Palermo, arrestati tre uomini per rapina. Uno era in permesso premio

Tre arresti per rapina, uno dei fermati era in permesso premio dal carcere Gli puntano la pistola alla testa davanti a moglie e figlia: arrestati tre rapinatori
Rufina Vignone | 14 Novembre, 2017, 14:26

I fatti risalgono al luglio 2016: all'epoca la gang si rese responsabile di una tentata rapina in un ufficio postale a Monreale e in un supermercato nel capoluogo siciliano.

I rapinatori (Vincenzo Chiofalo, 24 anni, Francesco Quartararo, 25 anni, e Umberto Milazzo, 28 anni) sono stati fermati.

Stando alla ricostruzione dei militari dell'Arma, i tre, servendosi di una Smart di proprietà di un loro conoscente (indagato per favoreggiamento), avrebbero dapprima tentato di rapinare l'ufficio postale di Monreale, ma senza riuscire nell'intento grazie all'intervento di un carabiniere libero dal servizio, lì presente per caso assieme alla moglie e alla figlia minorenne, che avrebbe affrontato i tre uomini costringendoli alla fuga.

Subito dopo i tre, cambiando obiettivo, sono andati al supermercato portando via l'incasso.

Secondo le testimonianze, confermate anche dalle immagini delle telecamere di sorveglianza, hanno puntato la pistola alla testa del militare, che è comunque riuscito a sventare la rapina.
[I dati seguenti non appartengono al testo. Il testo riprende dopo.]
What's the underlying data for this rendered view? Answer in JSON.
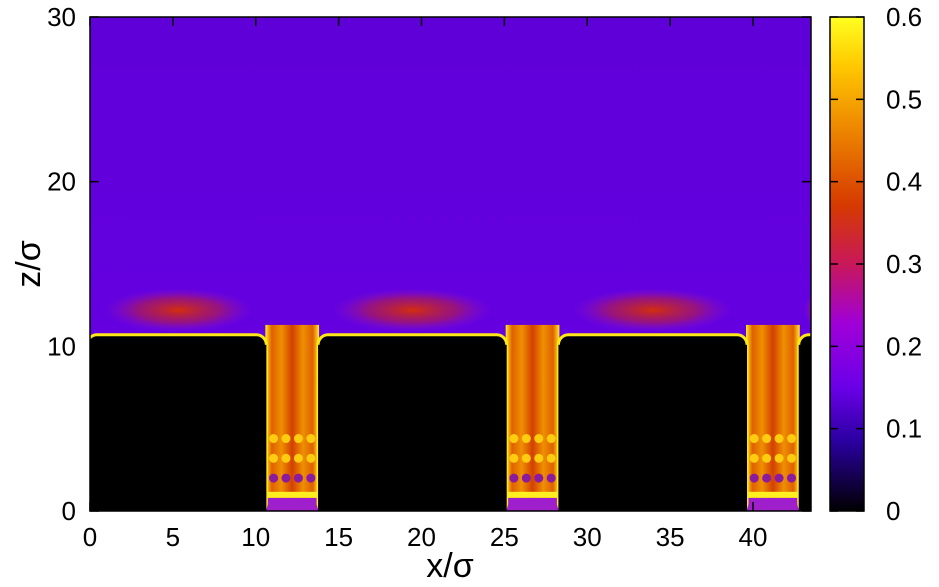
{
  "chart_data": {
    "type": "heatmap",
    "xlabel": "x/σ",
    "ylabel": "z/σ",
    "xlim": [
      0,
      43.5
    ],
    "ylim": [
      0,
      30
    ],
    "x_ticks": [
      0,
      5,
      10,
      15,
      20,
      25,
      30,
      35,
      40
    ],
    "y_ticks": [
      0,
      10,
      20,
      30
    ],
    "colorbar": {
      "range": [
        0,
        0.6
      ],
      "ticks": [
        0,
        0.1,
        0.2,
        0.3,
        0.4,
        0.5,
        0.6
      ],
      "colormap": "black-blue-purple-red-orange-yellow",
      "colors": [
        "#000000",
        "#2200aa",
        "#6600ee",
        "#9900dd",
        "#cc2200",
        "#ee8800",
        "#ffcc00",
        "#ffff00"
      ]
    },
    "structure": {
      "wall_top": 10.7,
      "groove_bottom": 0.8,
      "grooves": [
        [
          10.7,
          13.7
        ],
        [
          25.2,
          28.2
        ],
        [
          39.7,
          42.7
        ]
      ],
      "bulk_value": 0.12,
      "contact_value": 0.6
    }
  }
}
Un dei tre rapinatori era in permesso premio.

Si è potuto risalire a Chiofalo grazie all'analisi dei contatti telefonici da lui avuti prima e dopo con gli altri indagati.

Quartararo, detto "Sciacallino", era l'autista della SMART; nelle settimane successive al 22 luglio 2016, il proprietario dell'auto lo ha contattato più volte perché voleva che gli venissero risarciti i danni arrecati alla sua autovettura.

"I tre - spiegano i carabinieri - si sentivano sicuri di non poter essere scoperti, tra l'altro, proprio per aver utilizzato una Smart in tre, quando questa è omologata soltanto per il trasporto di due persone".